Smalltown KVMR Wins National Award for Post- 9/11 Programming

       Nevada City, California, radio station KVMR-FM (89.5 FM and kvmr.org ) has won a top national award for its ongoing programming and arts partnerships in the after

       Nevada City, California, radio station KVMR-FM (89.5 FM and kvmr.org ) has won a top national award for its ongoing programming and arts partnerships in the aftermath of the September 11th attacks.

     The non-commercial, eclectic station was presented the 2003 Community Impact Award by the National Federation of Community Broadcasters (NFCB), an organization of 176 independent radio stations across the country, at the group’s Golden Reel Awards ceremony Friday (March 22)  in San Francisco.

     The Impact Award is the only one presented by NFCB to a station as a whole and honors a station for making a positive, noticeable impact on its community, primarily through the use of its airtime, according to NFCB President Carol Pierson..

     Judges cited KVMR’s work  with a range of local arts groups, activist organizations, independent producers and area businesses, leading to what Pierson calls the “creative approach KVMR has taken to programming in the post 9/11 era.”

     “The partnerships and collaborations that KVMR has created, nurtured and entered into reflect the deep reach the station has in your community,” Pierson told about 500 people at the awards luncheon.

    The Nevada City station’s general manager, Brian Terhorst, called the award “a true team effort” by the station’s staff and its 250 volunteers “working with dedicated community groups, inspired individuals and our shared values and visions.”

     KVMR Program Director Steve Baker accepted the award on behalf of the station at the NFCB’s annual conference, saying the station has worked “to resonate ever closer to our community’s heart, soul and imagination,” particularly on sometimes controversial issues. “Our listeners know we’re not ‘tag along’ radio, “ he said.    

     Baker cited last October’s dusk-to-dawn peace vigil, “The Awakening,” as symbolizing the “unique” collaborations the station has done with local groups.  It  featured over 70 performances by some 200 different musicians, writers, actors and other artists and was designed as a “made-for-radio” event broadcast live on the station.

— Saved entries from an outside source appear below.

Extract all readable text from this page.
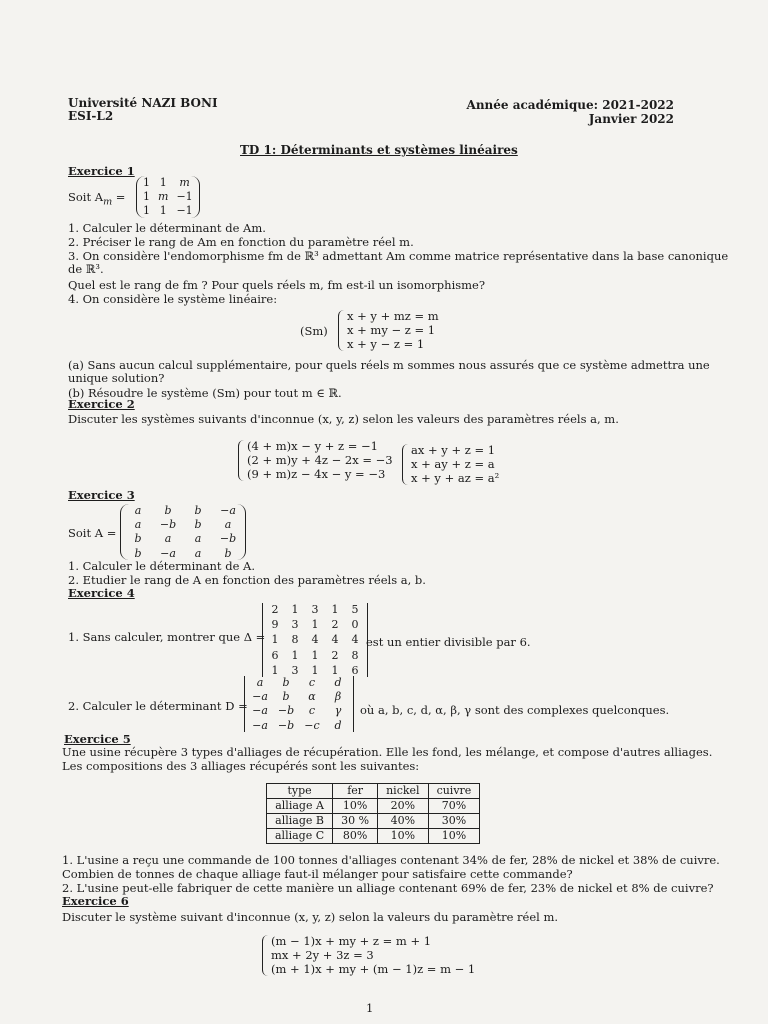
Université NAZI BONI
ESI-L2
Année académique: 2021-2022
Janvier 2022
TD 1: Déterminants et systèmes linéaires
Exercice 1
Soit $A_m$ =
1 1 m
1 m −1
1 1 −1
1. Calculer le déterminant de Am.
2. Préciser le rang de Am en fonction du paramètre réel m.
3. On considère l'endomorphisme fm de ℝ³ admettant Am comme matrice représentative dans la base canonique
de ℝ³.
Quel est le rang de fm ? Pour quels réels m, fm est-il un isomorphisme?
4. On considère le système linéaire:
(Sm)
x + y + mz = m
x + my − z = 1
x + y − z = 1
(a) Sans aucun calcul supplémentaire, pour quels réels m sommes nous assurés que ce système admettra une
unique solution?
(b) Résoudre le système (Sm) pour tout m ∈ ℝ.
Exercice 2
Discuter les systèmes suivants d'inconnue (x, y, z) selon les valeurs des paramètres réels a, m.
(4 + m)x − y + z = −1
(2 + m)y + 4z − 2x = −3
(9 + m)z − 4x − y = −3
ax + y + z = 1
x + ay + z = a
x + y + az = a²
Exercice 3
Soit A =
a	b	b	−a
a	−b	b	a
b	a	a	−b
b	−a	a	b
1. Calculer le déterminant de A.
2. Etudier le rang de A en fonction des paramètres réels a, b.
Exercice 4
1. Sans calculer, montrer que Δ =
2 1 3 1 5
9 3 1 2 0
1 8 4 4 4
6 1 1 2 8
1 3 1 1 6
est un entier divisible par 6.
2. Calculer le déterminant D =
a	b	c	d
−a	b	α	β
−a −b	c	γ
−a −b −c	d
où a, b, c, d, α, β, γ sont des complexes quelconques.
Exercice 5
Une usine récupère 3 types d'alliages de récupération. Elle les fond, les mélange, et compose d'autres alliages.
Les compositions des 3 alliages récupérés sont les suivantes:
type	fer	nickel	cuivre
alliage A	10%	20%	70%
alliage B	30 %	40%	30%
alliage C	80%	10%	10%
1. L'usine a reçu une commande de 100 tonnes d'alliages contenant 34% de fer, 28% de nickel et 38% de cuivre.
Combien de tonnes de chaque alliage faut-il mélanger pour satisfaire cette commande?
2. L'usine peut-elle fabriquer de cette manière un alliage contenant 69% de fer, 23% de nickel et 8% de cuivre?
Exercice 6
Discuter le système suivant d'inconnue (x, y, z) selon la valeurs du paramètre réel m.
(m − 1)x + my + z = m + 1
mx + 2y + 3z = 3
(m + 1)x + my + (m − 1)z = m − 1
1
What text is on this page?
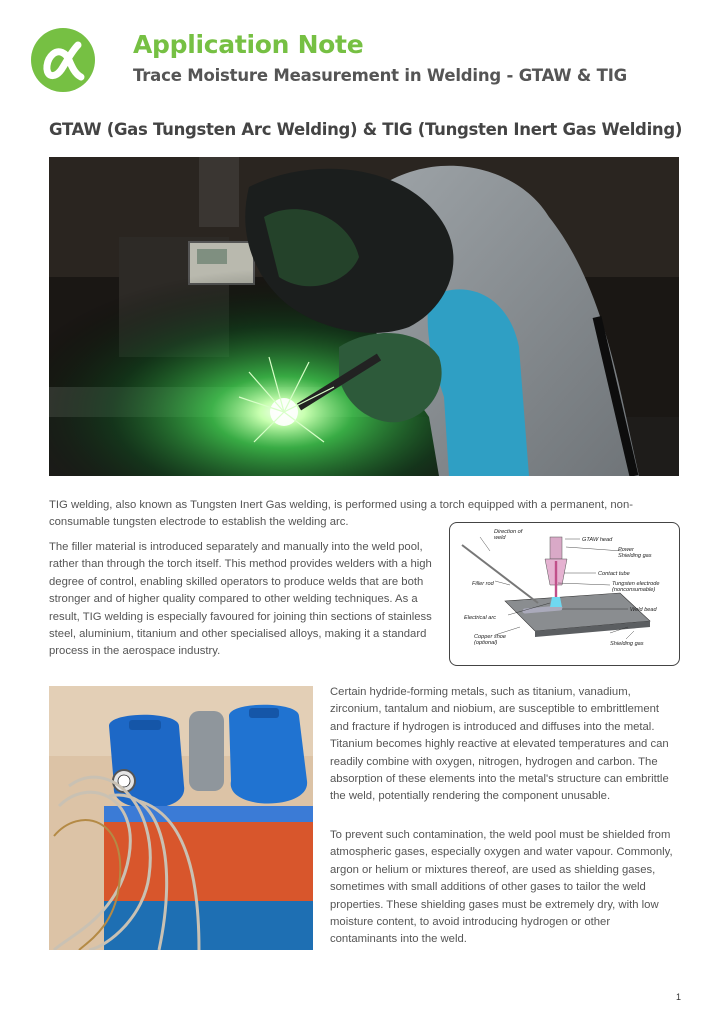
Application Note
Trace Moisture Measurement in Welding - GTAW & TIG
GTAW (Gas Tungsten Arc Welding) & TIG (Tungsten Inert Gas Welding)

TIG welding, also known as Tungsten Inert Gas welding, is performed using a torch equipped with a permanent, non-consumable tungsten electrode to establish the welding arc.

The filler material is introduced separately and manually into the weld pool, rather than through the torch itself. This method provides welders with a high degree of control, enabling skilled operators to produce welds that are both stronger and of higher quality compared to other welding techniques. As a result, TIG welding is especially favoured for joining thin sections of stainless steel, aluminium, titanium and other specialised alloys, making it a standard process in the aerospace industry.

Direction of
weld	GTAW head
Power
Shielding gas
Contact tube
Tungsten electrode
(nonconsumable)
Filler rod
Weld bead
Electrical arc
Copper shoe
(optional)	Shielding gas

Certain hydride-forming metals, such as titanium, vanadium, zirconium, tantalum and niobium, are susceptible to embrittlement and fracture if hydrogen is introduced and diffuses into the metal. Titanium becomes highly reactive at elevated temperatures and can readily combine with oxygen, nitrogen, hydrogen and carbon. The absorption of these elements into the metal's structure can embrittle the weld, potentially rendering the component unusable.

To prevent such contamination, the weld pool must be shielded from atmospheric gases, especially oxygen and water vapour. Commonly, argon or helium or mixtures thereof, are used as shielding gases, sometimes with small additions of other gases to tailor the weld properties. These shielding gases must be extremely dry, with low moisture content, to avoid introducing hydrogen or other contaminants into the weld.

1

      Terhorst says he’s “especially proud” of special event programming like “The Awakening,” as well as the station’s numerous other live remote music, cultural and public affairs  broadcasts “as a way of reaching in and out to our community.” 

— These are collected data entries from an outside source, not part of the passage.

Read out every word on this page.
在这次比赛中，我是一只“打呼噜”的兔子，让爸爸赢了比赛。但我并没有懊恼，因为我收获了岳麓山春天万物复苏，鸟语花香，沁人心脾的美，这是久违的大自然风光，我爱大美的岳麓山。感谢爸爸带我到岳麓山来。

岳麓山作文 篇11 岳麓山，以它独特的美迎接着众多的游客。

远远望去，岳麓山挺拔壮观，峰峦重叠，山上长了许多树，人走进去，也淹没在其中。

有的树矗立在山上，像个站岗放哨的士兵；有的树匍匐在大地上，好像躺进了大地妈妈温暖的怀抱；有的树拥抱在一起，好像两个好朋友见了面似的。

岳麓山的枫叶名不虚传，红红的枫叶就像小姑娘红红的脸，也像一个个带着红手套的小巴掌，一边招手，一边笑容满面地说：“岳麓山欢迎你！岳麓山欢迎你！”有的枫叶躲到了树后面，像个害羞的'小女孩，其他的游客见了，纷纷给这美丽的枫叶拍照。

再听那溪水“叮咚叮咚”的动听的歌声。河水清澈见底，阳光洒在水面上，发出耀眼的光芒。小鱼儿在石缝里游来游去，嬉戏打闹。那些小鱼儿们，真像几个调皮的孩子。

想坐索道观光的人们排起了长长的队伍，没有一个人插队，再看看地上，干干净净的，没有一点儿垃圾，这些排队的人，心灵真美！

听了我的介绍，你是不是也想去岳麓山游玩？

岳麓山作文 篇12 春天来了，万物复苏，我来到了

      The “Awakening” event – with 1,500 people attending -- was coordinated by experimental music composer Terry Riley, folksinger U. Utah Phillips and producer Mikail Graham.  In accepting the award, Baker praised the trio and called it “a breath-taking reminder that small towns can have big ideas – especially when there’s a community radio station there willing to broadcast the results.”

      Judges also noted the smalltown station’s live broadcast of   Music in the Mountains classical music concert last September 11from the county fairgrounds as another example of the station’s commitment.  The music group’s chorale joined hundreds of other groups worldwide performing Mozart in a  “Rolling Requiem” to commemorate  the exact moment the first World Trade Center tower was struck.

      That morning’s KVMR programming drew a station record internet listening audience to the station, and Baker told the NFCB crowd that  the station had dedicated the day’s special programming to “all victims of violence, wherever retribution has trumped forgiveness.”

     “This is community radio at its best,” wrote one judge, “with so much diversity in the voices and genres of music, poetry and thought…all reaching out to a global vision of peace.”

     Pierson also noted the breadth of community with which the station’s worked.

     “In the past year, KVMR has partnered and collaborated with local bookstores, peace activists, classical musicians, storytellers, hippies, Republicans, children, historians, fiddlers, filmmakers, poets, elders, composers and others, “ she said, “all to create radio programs that provided critical information, that inspired activism, that helped heal and that recreated a sense of community that had been shattered by the events of September 11.”

    It’s the second year in a row the non-profit, independent  station – which now has an all-time high  3,500 members and recently completed its most successful fundraising drive to date – has won the Community Impact honors.  Last year, the station was selected for its coverage of mental health issues – before, during and after  tragic shootings by a mental patient  at Nevada County’s behaviorial  health office and a local restaurant.